First of all, you need to use the .hdr or .exr formats instead of .jpg. No matter what tool you used to capture the image, .jpg as a format can only hold red, green, and blue channels that go from zero to one. You can imitate some dynamic range with judicious use of RGB curves but for the best result you will need an image that has high dynamic range and was saved in .hdr or .exr format, since those are the only formats Blender reads that are meant to handle such data.
Second of all, besides that you are mostly setting up the environment correctly. The only additional step you need to take is to enable Multiple Importance Sampling for the world. This property is found in the Properties panel, under the World tab, under Settings, and it will make your render converge more quickly. You should always turn this on unless your environment is a constant color, in which case having it off will save a little bit of render time.

If you look at some balls from the Front view, you will see that the garbage portion of the image is clearly visible in the background, but everything that's in the image of the mirror ball is reflected correctly onto whatever geometry is facing the viewer.
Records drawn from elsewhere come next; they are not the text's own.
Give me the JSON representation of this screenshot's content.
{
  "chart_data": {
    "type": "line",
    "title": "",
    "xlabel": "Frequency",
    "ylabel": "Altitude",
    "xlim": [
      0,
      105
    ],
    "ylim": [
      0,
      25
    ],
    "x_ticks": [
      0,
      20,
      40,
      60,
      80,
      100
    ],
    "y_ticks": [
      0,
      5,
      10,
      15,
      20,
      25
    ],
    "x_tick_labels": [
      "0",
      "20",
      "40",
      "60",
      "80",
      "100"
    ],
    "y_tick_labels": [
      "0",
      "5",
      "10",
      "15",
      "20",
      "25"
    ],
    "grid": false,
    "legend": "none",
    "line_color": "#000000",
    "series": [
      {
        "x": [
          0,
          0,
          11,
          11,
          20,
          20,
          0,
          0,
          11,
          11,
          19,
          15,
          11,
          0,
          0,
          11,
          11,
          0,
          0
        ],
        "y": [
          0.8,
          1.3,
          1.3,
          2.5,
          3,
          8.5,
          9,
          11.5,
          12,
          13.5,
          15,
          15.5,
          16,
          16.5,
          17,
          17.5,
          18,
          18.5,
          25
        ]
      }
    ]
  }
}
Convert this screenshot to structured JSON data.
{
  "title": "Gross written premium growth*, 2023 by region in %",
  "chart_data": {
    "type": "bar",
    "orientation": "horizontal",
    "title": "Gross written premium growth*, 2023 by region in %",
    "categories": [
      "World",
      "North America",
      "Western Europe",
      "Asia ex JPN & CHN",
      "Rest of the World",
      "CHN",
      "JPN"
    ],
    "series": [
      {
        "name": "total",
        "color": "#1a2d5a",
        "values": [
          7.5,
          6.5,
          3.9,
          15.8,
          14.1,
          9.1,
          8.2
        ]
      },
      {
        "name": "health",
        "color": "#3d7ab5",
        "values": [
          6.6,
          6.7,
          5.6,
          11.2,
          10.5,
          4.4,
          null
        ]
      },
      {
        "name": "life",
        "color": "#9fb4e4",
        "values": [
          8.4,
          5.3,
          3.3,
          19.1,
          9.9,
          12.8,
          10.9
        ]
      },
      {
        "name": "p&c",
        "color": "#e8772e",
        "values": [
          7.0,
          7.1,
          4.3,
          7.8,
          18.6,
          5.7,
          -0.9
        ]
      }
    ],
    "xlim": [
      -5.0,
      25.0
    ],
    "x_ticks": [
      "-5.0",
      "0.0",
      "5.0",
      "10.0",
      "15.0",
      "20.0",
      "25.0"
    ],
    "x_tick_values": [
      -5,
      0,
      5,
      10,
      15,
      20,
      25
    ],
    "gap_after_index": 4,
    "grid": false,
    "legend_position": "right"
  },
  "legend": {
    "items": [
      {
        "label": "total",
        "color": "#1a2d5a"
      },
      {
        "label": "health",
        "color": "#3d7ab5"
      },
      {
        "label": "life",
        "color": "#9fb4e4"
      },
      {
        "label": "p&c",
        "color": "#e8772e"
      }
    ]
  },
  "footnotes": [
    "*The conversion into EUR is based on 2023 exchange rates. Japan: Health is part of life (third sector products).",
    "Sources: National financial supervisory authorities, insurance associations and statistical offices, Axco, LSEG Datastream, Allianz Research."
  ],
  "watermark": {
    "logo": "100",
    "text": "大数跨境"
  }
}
This situation is ideal because it puts all of the details from the mirror ball onto the geometry, where it can do its job by looking good.
If you want something else to show up in the background besides mirror ball trash, there are a few ways to do it. The first option is modeling most of an environment so that the background isn't visible. The second option is to set the background to Transparent in the Properties panel->Render settings->Film, which will make the background transparent so you can composite or paint one in later. And, finally, the third option is to use the Input->Light Path node to show a background image to the camera and the mirror ball environment to the objects in the world. Here's something like what you might get from such a setup:

You can use any sort of image, photo or matte painting you like here, as long as it looks good and makes sense in the context of your render.
The next problem you'll run into is that you might not want to render with the camera aligned to the Front view. So, you need to rotate the environment texture around until you get all of the mirror ball trash in the background of the camera's view. You can use the Vector->Mapping node for this. The Z rotation will rotate the environment around the Z axis, which will usually get you the result you want.
This all gets much more complicated for animation because you have to interpolate between a sequence of mirror balls to get a result that fits in with your real-world footage, and you would have to animate the Mapping node which might be possible with drivers but probably wouldn't give you the perfect result you might be looking for. For rendering animation that's going to be composited with real-world footage I therefore prefer equirectangular maps that were digitally stitched together from carefully bracketed, Macbeth-chart calibrated HDR photographs of the set, as the amount that you have to animate the Mapping node is minimal and you don't have to use an image sequence for the environment texture which Cycles doesn't support in a straightforward way.